Unterwegs im Pulverfass

Zwischen den Fronten: Ungarn fürchtet um seine Landsleute in der Ukraine

Die EU-Nachbarn Polen, Slowakei und Ungarn fürchten bei einer weiteren Eskalation der Lage in der Ukraine eine riesige Flüchtlingswelle. Ungarn sorgt sich außerdem um 150.000 "Landsleute" in der Karpatenukraine, die unter die Räder der nationalistischen Machtübernahme geraten. Erste Übergriffe gab es bereits. Ausgerechnet Premier Orbán gilt durch seinen kürzlichen Milliarden-Deal mit Russland nun als Verbündeter Putins und darf auf der anderen Seite lernen, welche Folgen völkische Politik zeitigt.

UPDATES, 3.3., 16:50 Uhr:

> Ministerpräsident Orbán äußerte sich am Montag am Rande eines Wirtschaftstermins zu den Vorgängen in der Ukraine. Ihm war, als die Situation auf der Krim zu eskalieren begann, sein Schweigen vorgeworfen worden, was aus Rücksichtnahme für Moskau zu erklären sei, meint die linke Opposition. Die "ungarische Regierung sorgt dafür, dass die Ungarn in der Karpatenukraine sicher leben können", sagte er, wiederum ohne eine Sepzifikation dieser Garantie zu geben.
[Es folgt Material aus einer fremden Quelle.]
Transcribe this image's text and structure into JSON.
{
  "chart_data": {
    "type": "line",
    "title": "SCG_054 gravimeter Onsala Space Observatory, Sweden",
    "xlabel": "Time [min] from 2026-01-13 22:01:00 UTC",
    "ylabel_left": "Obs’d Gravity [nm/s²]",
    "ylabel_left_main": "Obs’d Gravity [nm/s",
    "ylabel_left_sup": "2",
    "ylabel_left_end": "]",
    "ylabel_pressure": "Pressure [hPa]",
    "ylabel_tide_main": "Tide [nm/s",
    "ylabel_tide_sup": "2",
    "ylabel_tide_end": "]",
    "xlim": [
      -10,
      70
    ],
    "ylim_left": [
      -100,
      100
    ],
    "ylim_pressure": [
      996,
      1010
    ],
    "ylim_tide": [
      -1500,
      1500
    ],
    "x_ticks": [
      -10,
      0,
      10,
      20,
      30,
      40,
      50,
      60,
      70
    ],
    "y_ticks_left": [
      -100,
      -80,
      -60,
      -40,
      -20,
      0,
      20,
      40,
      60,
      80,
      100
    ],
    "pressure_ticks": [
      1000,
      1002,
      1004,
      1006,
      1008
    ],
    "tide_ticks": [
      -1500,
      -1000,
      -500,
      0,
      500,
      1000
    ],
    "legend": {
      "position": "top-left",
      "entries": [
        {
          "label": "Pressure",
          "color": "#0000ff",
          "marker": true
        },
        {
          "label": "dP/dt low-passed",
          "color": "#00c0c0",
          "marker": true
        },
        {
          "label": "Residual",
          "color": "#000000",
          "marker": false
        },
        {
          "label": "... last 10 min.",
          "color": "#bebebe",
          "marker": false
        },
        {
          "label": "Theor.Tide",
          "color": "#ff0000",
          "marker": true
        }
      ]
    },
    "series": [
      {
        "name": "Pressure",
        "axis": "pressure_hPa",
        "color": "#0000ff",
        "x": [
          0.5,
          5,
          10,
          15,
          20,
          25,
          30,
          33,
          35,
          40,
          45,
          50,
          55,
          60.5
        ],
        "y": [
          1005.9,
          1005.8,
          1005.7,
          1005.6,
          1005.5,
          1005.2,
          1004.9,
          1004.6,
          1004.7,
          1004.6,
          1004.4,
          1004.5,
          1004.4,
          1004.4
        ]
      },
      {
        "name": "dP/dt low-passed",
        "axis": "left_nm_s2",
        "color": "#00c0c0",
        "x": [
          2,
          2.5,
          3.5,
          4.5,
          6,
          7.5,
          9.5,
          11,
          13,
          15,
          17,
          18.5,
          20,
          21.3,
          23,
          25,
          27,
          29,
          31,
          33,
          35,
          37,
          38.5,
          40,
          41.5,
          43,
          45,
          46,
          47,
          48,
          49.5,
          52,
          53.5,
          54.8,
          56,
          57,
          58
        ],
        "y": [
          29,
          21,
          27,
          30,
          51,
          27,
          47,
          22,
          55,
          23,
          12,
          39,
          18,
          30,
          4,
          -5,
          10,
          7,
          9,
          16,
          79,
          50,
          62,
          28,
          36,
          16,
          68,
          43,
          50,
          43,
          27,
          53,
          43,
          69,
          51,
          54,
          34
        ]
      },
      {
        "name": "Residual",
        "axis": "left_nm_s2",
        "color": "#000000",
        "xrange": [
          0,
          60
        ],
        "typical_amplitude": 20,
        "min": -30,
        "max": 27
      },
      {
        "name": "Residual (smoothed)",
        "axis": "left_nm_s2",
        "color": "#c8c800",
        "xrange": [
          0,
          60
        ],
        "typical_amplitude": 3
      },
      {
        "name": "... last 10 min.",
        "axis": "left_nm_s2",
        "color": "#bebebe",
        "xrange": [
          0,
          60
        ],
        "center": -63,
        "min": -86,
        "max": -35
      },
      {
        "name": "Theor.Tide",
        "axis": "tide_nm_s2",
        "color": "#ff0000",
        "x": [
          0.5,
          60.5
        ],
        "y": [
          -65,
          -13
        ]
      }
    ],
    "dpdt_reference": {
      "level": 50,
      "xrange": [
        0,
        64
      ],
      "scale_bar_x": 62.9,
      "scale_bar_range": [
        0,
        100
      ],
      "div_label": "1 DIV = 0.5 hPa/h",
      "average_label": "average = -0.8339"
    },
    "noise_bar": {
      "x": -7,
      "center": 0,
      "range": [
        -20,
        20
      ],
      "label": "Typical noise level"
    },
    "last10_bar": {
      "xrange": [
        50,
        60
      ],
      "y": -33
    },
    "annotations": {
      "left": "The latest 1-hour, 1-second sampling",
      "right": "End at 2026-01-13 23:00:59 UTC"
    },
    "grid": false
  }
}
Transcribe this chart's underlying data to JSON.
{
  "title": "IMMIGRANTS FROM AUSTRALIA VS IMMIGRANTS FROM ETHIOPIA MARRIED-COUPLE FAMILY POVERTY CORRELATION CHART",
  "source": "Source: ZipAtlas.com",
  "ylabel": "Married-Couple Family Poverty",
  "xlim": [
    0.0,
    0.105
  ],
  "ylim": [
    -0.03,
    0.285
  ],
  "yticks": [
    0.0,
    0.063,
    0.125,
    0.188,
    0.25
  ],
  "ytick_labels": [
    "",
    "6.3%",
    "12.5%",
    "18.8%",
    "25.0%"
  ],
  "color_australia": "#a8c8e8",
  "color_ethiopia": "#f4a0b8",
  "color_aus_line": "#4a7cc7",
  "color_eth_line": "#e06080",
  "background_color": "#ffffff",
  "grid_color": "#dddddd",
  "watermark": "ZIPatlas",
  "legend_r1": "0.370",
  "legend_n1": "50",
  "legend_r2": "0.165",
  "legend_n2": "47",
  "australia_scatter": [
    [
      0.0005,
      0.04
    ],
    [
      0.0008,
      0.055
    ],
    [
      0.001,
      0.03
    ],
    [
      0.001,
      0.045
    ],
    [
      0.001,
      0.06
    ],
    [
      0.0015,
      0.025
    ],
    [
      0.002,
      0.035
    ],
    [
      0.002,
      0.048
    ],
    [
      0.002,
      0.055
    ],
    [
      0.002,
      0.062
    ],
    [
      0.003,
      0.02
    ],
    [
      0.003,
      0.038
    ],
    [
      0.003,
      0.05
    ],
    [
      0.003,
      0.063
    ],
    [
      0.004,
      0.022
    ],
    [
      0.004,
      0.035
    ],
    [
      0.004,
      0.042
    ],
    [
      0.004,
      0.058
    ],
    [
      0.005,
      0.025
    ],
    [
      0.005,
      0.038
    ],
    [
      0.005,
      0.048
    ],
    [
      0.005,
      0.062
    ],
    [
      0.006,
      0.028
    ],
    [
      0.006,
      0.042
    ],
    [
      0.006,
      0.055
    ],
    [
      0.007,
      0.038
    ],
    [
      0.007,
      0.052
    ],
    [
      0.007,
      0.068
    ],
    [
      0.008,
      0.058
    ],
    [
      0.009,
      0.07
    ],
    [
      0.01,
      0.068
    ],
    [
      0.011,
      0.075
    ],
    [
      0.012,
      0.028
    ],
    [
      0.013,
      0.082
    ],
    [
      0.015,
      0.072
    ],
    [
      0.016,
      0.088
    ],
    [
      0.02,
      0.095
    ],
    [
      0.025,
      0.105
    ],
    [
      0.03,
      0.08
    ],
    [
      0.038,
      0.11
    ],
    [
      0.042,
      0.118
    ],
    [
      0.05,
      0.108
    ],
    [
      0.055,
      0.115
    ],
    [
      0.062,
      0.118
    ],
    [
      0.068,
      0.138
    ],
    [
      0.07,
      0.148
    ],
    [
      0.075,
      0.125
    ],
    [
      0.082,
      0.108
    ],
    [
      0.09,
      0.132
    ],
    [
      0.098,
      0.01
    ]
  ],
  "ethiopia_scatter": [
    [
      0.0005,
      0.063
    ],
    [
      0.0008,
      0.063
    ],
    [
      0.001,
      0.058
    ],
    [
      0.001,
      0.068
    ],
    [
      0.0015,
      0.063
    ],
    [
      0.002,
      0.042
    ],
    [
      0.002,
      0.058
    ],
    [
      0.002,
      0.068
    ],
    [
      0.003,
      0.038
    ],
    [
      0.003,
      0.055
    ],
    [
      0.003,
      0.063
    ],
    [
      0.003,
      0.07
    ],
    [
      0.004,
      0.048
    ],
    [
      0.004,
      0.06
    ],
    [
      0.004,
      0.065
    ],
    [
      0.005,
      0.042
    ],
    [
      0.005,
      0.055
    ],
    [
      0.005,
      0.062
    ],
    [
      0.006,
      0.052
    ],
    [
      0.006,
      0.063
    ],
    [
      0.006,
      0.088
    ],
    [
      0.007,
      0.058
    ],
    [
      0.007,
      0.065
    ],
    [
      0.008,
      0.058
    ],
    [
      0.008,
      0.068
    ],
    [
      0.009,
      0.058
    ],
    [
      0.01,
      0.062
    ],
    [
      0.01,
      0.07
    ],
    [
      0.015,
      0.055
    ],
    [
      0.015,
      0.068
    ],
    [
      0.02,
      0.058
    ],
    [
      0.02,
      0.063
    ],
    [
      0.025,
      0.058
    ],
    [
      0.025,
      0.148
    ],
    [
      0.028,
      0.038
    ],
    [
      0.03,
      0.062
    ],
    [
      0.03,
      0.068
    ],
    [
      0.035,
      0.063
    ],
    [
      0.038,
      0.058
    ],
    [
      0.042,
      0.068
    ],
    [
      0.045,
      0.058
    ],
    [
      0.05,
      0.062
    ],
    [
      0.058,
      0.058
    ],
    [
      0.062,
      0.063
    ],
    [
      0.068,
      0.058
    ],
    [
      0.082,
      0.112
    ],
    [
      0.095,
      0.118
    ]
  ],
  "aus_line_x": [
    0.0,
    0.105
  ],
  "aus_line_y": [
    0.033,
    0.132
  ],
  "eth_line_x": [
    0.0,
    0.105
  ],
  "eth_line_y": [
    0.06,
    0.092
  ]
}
Ungarn sei aber "nicht Teil des Konfliktes". Man stehe für "Frieden, Sicherheit und Respekt vor internationalen Abkommen", wie sie vom "Krisenmanagement auf europäischer Ebene vertreten werden". Jedenfalls könnten die "Ungarn in der Ukraine auf uns zählen."

> Der Staatssekretär im Außenministerium, Németh, dementierte heute Medienberichte, wonach bereits mehrere tausend Hungaro-Ukrainer über die Grenze nach Ungarn geflohen seien, räumte aber ein, dass "mehrere hundert", zumeist junge Männer, vor der ausgerufenen Generalmobilmachung, also der Einziehung in die Armee, geflohen seien. Deren Angst sei unbegründet, denn die ungarische Minderheit würde nicht eingezogen, behauptete Németh. Der Aufruf des amtierenden Verteidigungsrates schließt die ethnischen Minderheiten jedoch keineswegs aus, allerdings wird der Bescheid in den verschiedenen Landesteilen sehr unterschiedlich ausgelegt und in Teilen des Landes einfach ignoriert.

> Bei einer Demonstration vor der russischen Botschaft versammelten sich am Sonntag rund zweihundert Aktivisten des linken Wahlbündnisses "Zusammenschluss", darunter auch Ex-Premier Bajnai, der Orbán einmal mehr die Abhängigkeit zu Russland vertieft zu haben. Gemeinsam mit seinen Bündnispartnern, Ex-Premier Gyurcsány und MSZP-Chef Esterházy forderte er Orbán auf, den AKW-Ausbau sowie den Milliarden-Kredit von Russland bis zur Beruhigung der Lage auf Eis zu legen. Die Regierung schoss zurück, dass die schamlose Opposition den Konflikt im Nachbarland für ihre politischen Zwecke missbrauchen wolle. Ungarn stehe im Einklang mit den europäischen Werten und setze sich für Frieden, Demokratie und Souverenität ein.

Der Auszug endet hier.